High-Performance Data Science—Laptops to Supercomputers


When talking about data science, most people feel as if they are in one of two camps as far as data size. The first is really small data—hundreds of megabytes to a few gigabytes. The second is gigabytes to terabytes. Notice I didn’t say “big data,” nor did I say “petabytes.” The source datasets may start at petabyte-scale, but keep in mind that data is often very raw, and most of it is ignored. This is the case, even in the typical data analytics (warehousing) workloads that may operate over these datasets to perform large-scale aggregations. The vast majority of data science-related workloads are using 10 terabytes or less of that data. In truth, more than 95% of these problems are smaller than 100 gigabytes. While there is certainly a lot of work that goes into cleaning up, aggregating, and reducing the data down to relevant datasets that are useful for each use case, the typical working set of data for data science workloads is not petabyte-scale.

Two Camps of Users

Breaking up the data science users into those two camps is important because of the approaches used to speed up data science processes. Within the small data camp, the normal argument is that the data is too small to be able to leverage a GPU (graphics processing unit)-accelerated technology. On the bigger data side, people often say that they don’t have enough data to utilize those GPU-powered supercomputer machines for massive data scale. It is really a very interesting point of complexity in the ecosystem because everyone wants everything to work faster, but most do not know that GPU-acceleration can be applied to both of those situations.

After peeling back the onion, we need to inspect the first layer of technology that most data scientists leverage, which is ANSI SQL. An important note is that some technologies claim to support a SQL variant, which means the technologies are lacking language support or they don’t  follow the standard. The nice thing about ANSI SQL these days is that there are a number of query engines that provide ANSI SQL support without the need for using a relational database.

Query Engines

Two of the more popular query engines available are Presto and BlazingSQL. While both are widely used, BlazingSQL is GPU-accelerated. It can leverage the power of GPUs to do everything faster. It makes very efficient use of the underlying memory available in the GPU and provides many advanced features such as  column-pruning, predicate pushdown, and, most importantly, out-of-core processing.

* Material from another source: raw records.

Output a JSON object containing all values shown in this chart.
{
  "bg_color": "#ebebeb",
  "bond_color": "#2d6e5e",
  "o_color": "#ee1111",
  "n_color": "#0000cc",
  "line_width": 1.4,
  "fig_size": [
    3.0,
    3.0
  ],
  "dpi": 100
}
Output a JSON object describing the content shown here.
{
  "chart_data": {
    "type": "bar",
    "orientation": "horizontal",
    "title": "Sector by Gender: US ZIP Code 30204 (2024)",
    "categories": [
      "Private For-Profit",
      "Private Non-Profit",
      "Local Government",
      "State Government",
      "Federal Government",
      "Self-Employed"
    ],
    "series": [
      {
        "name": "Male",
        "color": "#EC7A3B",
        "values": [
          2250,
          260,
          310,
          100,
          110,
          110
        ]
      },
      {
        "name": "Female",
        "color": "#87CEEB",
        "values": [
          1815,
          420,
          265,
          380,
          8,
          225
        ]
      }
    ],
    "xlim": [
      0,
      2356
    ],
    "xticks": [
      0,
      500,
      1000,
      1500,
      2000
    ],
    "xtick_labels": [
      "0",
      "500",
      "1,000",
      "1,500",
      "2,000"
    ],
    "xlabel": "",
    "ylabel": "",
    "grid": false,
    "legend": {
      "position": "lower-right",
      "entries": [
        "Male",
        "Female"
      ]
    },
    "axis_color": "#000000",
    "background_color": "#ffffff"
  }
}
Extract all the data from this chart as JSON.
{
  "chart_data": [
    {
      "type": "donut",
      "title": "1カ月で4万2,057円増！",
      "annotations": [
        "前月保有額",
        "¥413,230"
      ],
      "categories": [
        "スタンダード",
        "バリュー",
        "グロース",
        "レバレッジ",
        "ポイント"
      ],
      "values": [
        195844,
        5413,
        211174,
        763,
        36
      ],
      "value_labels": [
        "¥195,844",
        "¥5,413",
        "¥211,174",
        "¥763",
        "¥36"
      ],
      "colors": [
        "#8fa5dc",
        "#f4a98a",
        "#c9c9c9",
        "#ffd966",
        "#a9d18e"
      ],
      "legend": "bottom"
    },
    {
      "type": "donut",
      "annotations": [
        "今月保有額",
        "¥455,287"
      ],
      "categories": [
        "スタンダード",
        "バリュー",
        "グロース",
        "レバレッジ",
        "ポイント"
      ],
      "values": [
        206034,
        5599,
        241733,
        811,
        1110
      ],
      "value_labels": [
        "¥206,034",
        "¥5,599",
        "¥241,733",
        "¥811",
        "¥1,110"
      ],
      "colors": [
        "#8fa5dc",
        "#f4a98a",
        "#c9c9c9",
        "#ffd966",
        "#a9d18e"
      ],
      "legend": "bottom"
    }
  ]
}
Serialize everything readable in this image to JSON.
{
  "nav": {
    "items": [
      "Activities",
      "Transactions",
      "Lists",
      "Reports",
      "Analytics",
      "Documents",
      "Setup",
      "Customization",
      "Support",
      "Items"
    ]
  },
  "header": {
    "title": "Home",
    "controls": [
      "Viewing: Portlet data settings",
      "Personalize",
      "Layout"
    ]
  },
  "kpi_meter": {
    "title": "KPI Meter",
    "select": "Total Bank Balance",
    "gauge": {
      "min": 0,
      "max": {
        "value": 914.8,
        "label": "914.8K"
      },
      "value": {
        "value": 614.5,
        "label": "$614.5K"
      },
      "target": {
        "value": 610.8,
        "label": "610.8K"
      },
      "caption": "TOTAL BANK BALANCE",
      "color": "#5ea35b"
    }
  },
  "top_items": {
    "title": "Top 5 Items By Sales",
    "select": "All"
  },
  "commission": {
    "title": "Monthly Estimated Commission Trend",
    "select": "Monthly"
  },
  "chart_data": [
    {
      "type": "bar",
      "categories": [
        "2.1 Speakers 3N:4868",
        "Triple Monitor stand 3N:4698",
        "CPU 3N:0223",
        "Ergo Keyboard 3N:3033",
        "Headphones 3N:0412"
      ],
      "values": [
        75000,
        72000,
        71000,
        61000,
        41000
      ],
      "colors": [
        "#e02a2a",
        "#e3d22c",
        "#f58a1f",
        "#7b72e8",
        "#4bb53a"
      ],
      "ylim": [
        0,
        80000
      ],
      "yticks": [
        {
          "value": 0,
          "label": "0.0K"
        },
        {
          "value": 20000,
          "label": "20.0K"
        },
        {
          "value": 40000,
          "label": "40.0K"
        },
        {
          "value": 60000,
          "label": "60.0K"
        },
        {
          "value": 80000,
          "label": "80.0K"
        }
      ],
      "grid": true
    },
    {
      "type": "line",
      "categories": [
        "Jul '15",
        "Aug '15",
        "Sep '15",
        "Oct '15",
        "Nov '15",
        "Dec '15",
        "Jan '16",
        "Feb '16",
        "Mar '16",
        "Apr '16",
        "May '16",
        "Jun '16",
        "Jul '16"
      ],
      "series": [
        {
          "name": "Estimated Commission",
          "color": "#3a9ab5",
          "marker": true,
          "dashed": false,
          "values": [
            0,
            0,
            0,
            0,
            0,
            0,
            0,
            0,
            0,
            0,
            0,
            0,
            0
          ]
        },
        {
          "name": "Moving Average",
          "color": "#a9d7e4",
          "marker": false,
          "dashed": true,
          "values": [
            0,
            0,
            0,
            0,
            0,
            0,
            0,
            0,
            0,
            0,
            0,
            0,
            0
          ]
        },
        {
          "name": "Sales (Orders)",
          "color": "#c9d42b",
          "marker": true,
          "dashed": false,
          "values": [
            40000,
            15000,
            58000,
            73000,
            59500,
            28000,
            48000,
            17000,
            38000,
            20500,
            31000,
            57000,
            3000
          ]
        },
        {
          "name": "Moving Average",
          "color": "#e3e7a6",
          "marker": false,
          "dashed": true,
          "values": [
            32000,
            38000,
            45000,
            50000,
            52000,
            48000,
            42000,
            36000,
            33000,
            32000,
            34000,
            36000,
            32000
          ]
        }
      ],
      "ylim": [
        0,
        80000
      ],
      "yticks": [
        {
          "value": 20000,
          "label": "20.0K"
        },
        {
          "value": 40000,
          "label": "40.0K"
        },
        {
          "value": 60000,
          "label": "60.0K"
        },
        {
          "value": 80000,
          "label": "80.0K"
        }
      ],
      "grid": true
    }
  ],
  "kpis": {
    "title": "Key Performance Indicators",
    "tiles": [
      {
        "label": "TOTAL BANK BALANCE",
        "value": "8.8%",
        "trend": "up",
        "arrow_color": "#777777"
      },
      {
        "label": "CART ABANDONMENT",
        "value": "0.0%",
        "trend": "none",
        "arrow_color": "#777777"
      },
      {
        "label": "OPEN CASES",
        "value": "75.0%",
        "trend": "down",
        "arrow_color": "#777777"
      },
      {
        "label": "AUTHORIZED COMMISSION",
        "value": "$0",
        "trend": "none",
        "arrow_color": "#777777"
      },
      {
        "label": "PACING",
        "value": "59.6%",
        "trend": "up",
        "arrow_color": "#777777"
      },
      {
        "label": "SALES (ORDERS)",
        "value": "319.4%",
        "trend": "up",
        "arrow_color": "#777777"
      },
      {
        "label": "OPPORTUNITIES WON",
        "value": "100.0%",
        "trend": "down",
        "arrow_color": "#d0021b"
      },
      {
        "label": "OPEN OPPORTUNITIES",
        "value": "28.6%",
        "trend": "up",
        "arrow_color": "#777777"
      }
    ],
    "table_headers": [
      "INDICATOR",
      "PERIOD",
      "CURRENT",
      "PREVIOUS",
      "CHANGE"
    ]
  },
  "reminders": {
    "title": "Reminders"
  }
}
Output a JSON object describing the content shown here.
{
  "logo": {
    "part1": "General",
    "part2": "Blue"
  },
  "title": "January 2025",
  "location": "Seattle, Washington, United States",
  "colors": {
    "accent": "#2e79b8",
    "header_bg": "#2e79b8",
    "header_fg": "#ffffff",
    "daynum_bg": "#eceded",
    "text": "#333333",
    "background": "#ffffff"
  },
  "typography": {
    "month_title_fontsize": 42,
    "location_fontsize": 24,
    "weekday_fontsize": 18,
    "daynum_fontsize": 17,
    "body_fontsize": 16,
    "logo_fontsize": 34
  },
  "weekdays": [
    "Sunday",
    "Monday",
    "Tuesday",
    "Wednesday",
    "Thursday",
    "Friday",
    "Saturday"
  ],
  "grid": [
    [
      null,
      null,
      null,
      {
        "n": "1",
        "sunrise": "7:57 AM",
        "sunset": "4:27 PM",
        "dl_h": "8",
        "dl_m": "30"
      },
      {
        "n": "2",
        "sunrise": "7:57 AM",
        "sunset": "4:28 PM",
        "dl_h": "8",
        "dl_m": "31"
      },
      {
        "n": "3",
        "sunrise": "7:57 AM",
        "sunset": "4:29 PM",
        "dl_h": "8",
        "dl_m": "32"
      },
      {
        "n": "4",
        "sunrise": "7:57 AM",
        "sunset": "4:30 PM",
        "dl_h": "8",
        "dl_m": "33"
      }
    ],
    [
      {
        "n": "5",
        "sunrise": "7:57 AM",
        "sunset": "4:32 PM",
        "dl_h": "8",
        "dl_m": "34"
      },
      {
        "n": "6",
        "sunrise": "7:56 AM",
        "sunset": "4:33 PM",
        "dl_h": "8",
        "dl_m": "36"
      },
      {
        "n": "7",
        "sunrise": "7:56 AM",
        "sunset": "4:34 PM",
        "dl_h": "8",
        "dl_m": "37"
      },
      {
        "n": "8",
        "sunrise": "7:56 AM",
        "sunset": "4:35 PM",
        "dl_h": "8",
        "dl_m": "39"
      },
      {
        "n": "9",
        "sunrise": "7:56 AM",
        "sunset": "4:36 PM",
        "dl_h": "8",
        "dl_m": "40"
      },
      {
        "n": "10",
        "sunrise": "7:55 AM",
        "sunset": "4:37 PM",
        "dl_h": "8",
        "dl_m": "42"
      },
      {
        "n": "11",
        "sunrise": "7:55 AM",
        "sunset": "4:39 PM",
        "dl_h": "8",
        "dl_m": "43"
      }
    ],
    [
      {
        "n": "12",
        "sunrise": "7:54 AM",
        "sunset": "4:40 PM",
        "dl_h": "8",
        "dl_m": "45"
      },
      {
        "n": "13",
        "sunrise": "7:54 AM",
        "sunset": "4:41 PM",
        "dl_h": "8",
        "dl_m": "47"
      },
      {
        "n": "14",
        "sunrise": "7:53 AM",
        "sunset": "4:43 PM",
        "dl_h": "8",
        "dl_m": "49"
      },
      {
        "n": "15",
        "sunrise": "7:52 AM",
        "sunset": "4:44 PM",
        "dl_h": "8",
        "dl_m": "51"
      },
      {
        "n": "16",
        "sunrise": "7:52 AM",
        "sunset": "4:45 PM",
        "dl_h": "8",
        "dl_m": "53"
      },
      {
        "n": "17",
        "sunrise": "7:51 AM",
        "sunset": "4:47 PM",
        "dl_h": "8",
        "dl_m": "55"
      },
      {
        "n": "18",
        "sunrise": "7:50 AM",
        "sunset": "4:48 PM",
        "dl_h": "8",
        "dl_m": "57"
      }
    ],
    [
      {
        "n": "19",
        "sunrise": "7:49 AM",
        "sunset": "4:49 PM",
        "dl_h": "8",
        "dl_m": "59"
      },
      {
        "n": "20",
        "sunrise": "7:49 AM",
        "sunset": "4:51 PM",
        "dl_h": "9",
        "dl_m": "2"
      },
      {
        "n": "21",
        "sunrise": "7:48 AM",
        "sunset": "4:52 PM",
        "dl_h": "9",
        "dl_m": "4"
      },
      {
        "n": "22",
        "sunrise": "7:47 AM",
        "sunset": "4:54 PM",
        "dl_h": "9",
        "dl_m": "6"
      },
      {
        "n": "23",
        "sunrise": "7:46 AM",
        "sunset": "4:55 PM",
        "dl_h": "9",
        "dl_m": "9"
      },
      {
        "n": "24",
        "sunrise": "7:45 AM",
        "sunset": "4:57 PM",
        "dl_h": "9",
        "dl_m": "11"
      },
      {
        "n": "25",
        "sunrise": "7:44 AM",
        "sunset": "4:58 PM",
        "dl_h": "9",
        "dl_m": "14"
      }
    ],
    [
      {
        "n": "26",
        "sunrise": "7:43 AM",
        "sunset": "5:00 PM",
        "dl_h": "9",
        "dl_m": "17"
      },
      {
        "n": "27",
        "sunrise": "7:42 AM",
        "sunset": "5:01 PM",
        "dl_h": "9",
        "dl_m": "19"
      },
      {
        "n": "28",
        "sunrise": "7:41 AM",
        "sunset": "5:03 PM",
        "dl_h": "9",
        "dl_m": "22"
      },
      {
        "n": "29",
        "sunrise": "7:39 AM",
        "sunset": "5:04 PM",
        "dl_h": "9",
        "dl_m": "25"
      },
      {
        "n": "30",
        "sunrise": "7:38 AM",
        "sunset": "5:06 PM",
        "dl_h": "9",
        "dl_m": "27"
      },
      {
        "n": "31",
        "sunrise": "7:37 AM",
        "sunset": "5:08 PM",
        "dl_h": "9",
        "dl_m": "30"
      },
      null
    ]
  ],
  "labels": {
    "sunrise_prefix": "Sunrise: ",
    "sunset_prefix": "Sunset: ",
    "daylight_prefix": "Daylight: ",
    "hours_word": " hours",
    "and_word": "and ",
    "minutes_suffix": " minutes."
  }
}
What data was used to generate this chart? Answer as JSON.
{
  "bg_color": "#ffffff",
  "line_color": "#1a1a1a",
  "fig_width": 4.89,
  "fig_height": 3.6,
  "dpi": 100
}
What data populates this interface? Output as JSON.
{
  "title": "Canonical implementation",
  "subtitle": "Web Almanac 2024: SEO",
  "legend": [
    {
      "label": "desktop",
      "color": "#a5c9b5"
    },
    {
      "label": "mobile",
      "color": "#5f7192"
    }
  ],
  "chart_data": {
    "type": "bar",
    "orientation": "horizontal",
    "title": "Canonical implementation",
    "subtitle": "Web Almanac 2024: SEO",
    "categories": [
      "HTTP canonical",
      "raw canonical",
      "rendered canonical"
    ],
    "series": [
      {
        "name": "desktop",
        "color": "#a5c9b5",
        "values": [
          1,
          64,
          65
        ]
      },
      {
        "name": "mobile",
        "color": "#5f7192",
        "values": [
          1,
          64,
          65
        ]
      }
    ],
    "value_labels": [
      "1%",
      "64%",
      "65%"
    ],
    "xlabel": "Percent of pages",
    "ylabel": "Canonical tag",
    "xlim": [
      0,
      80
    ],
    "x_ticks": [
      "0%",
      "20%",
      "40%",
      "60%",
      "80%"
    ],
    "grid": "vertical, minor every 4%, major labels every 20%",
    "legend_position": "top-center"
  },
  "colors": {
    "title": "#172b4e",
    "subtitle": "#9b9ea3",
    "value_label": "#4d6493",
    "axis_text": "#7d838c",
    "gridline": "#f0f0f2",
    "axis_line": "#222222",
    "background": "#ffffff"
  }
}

Out-of-core processing means that, regardless of data size, SQL queries will run even with very limited GPU memory. For example, with only one GPU with 32 gigabytes of memory, BlazingSQL can efficiently process 10 terabytes of data. Even on smaller laptops with one GPU and a smaller memory footprint, BlazingSQL can process tens of gigabytes in seconds. Of significance is that the more GPUs it has, the faster BlazingSQL will run. It supports scale-out architecture, so if you need more horsepower, just add horses—or, in this case, GPUs.

As we discussed, most data science problems are not petabyte-size, and GPU-acceleration is quite easy to introduce through the ANSI SQL standards-compliant BlazingSQL. Since both camps of data scientists leverage SQL as a primary tool for executing their data science tool chain, they both have an “easy button” for getting started.

From Laptop to Production

Another important point which targets both of these data science groups is that BlazingSQL builds upon the open source project RAPIDS. RAPIDS provides a plethora of components useful in the data science users’ toolbox. Recently, RAPIDS added support for MLflow to boost data science development. MLflow provides both experimentation tracking and packaging for reproducing experiments.

With such capabilities, a data scientist is able to work on and solve reasonably sized problems (e.g., millions of rows and thousands of columns) on GPU-equipped laptops. Those same problems can be run in a distributed manner across a number of servers without changing any code, meaning it is trivial to scale to considerably larger datasets. This approach provides an easy way to hand over data science solutions to be taken into production environments, as they are often running in scalable and shared environments.